Faster Cloud Computing
Reliable software can now handle data on the fly rather than in batches
Source: “MapReduce Online”
Tyson Condie et al.
Proceedings of the seventh USENIX Symposium on Network Design and Implementation, April 28-30, 2010, San Jose, CA
Results: Researchers have modified Hadoop MapReduce, a software platform designed to reliably process large amounts of data on a cluster of computers (as is necessary in cloud computing). The changes decreased by several orders of magnitude the time the software takes to process data, without sacrificing the reliability the technology is known for.

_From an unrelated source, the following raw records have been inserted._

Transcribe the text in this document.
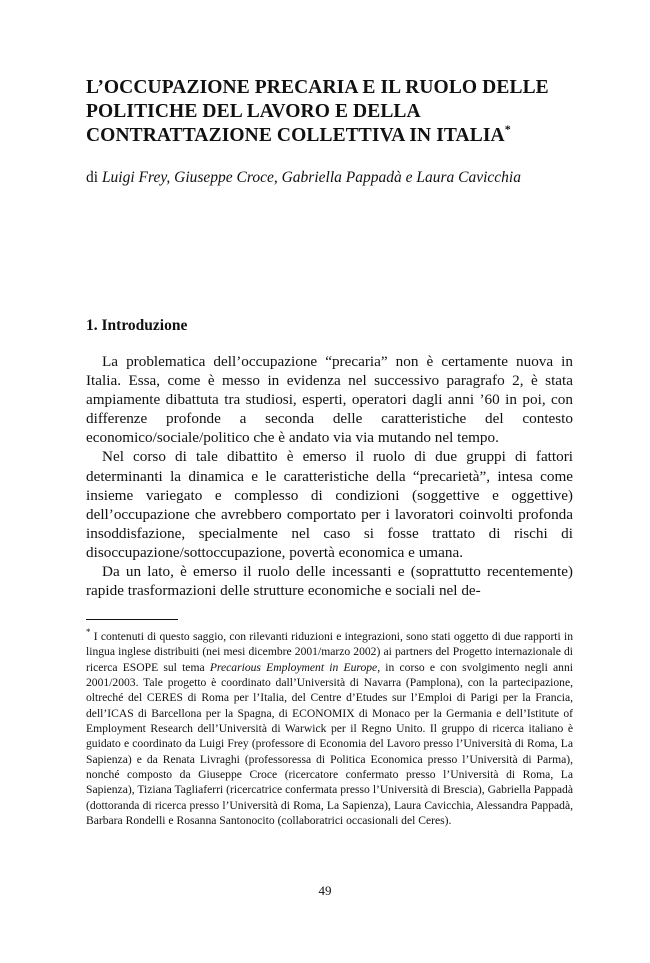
L’OCCUPAZIONE PRECARIA E IL RUOLO DELLE POLITICHE DEL LAVORO E DELLA CONTRATTAZIONE COLLETTIVA IN ITALIA*

di Luigi Frey, Giuseppe Croce, Gabriella Pappadà e Laura Cavicchia

1. Introduzione

La problematica dell’occupazione “precaria” non è certamente nuova in Italia. Essa, come è messo in evidenza nel successivo paragrafo 2, è stata ampiamente dibattuta tra studiosi, esperti, operatori dagli anni ’60 in poi, con differenze profonde a seconda delle caratteristiche del contesto economico/sociale/politico che è andato via via mutando nel tempo.

Nel corso di tale dibattito è emerso il ruolo di due gruppi di fattori determinanti la dinamica e le caratteristiche della “precarietà”, intesa come insieme variegato e complesso di condizioni (soggettive e oggettive) dell’occupazione che avrebbero comportato per i lavoratori coinvolti profonda insoddisfazione, specialmente nel caso si fosse trattato di rischi di disoccupazione/sottoccupazione, povertà economica e umana.

Da un lato, è emerso il ruolo delle incessanti e (soprattutto recentemente) rapide trasformazioni delle strutture economiche e sociali nel de-

* I contenuti di questo saggio, con rilevanti riduzioni e integrazioni, sono stati oggetto di due rapporti in lingua inglese distribuiti (nei mesi dicembre 2001/marzo 2002) ai partners del Progetto internazionale di ricerca ESOPE sul tema Precarious Employment in Europe, in corso e con svolgimento negli anni 2001/2003. Tale progetto è coordinato dall’Università di Navarra (Pamplona), con la partecipazione, oltreché del CERES di Roma per l’Italia, del Centre d’Etudes sur l’Emploi di Parigi per la Francia, dell’ICAS di Barcellona per la Spagna, di ECONOMIX di Monaco per la Germania e dell’Istitute of Employment Research dell’Università di Warwick per il Regno Unito. Il gruppo di ricerca italiano è guidato e coordinato da Luigi Frey (professore di Economia del Lavoro presso l’Università di Roma, La Sapienza) e da Renata Livraghi (professoressa di Politica Economica presso l’Università di Parma), nonché composto da Giuseppe Croce (ricercatore confermato presso l’Università di Roma, La Sapienza), Tiziana Tagliaferri (ricercatrice confermata presso l’Università di Brescia), Gabriella Pappadà (dottoranda di ricerca presso l’Università di Roma, La Sapienza), Laura Cavicchia, Alessandra Pappadà, Barbara Rondelli e Rosanna Santonocito (collaboratrici occasionali del Ceres).

49
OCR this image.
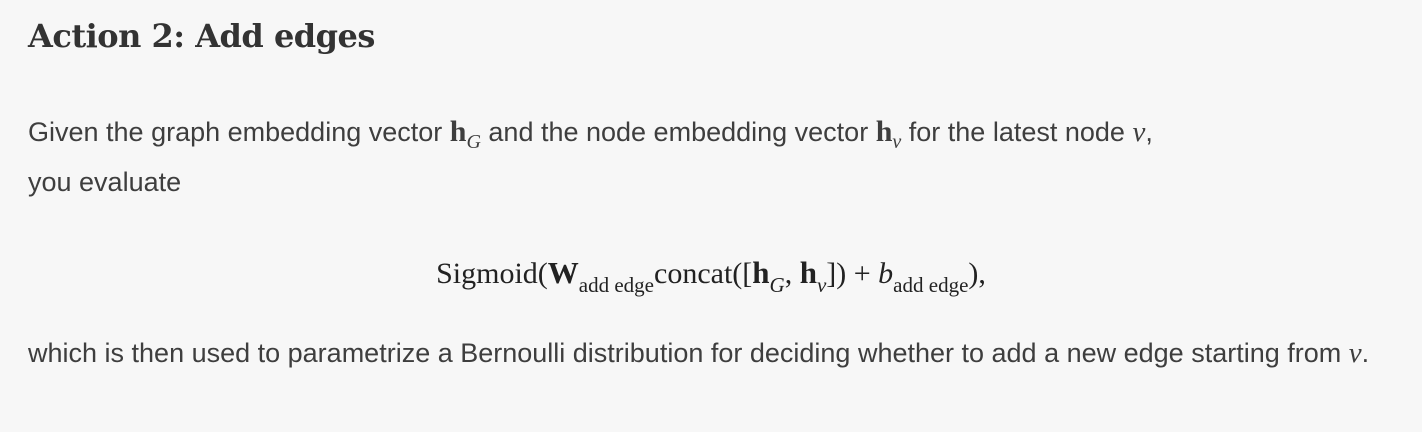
Action 2: Add edges

Given the graph embedding vector $h_G$ and the node embedding vector $h_v$ for the latest node v,
you evaluate

$Sigmoid(W_{add edge}concat([h_G$, $h_v]) + b_{add edge}$),

which is then used to parametrize a Bernoulli distribution for deciding whether to add a new edge starting from v.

Why it matters: The earlier version of Hadoop was too slow to handle applications that require real-time responsiveness, such as providing near-instant updates about the traffic or sales transactions on a website. The new version could expand the range of applications that can run on distributed computers. It could also make applications that are run in the cloud more reliable by allowing managers to catch abnormal behavior as soon as it happens.
Methods: The researchers reduced the time it took Hadoop MapReduce to complete jobs by adapting a technique called pipelining. Ordinarily, Hadoop waits until one task is complete before it will start a second; that makes it easier to handle the failure of a computer in the cluster. With pipelining, data can be sent and processed continuously before the first task is complete.
Next steps: One of the researchers would like to develop the system further so that it can be used to customize Web-page layouts in real time in response to user behavior.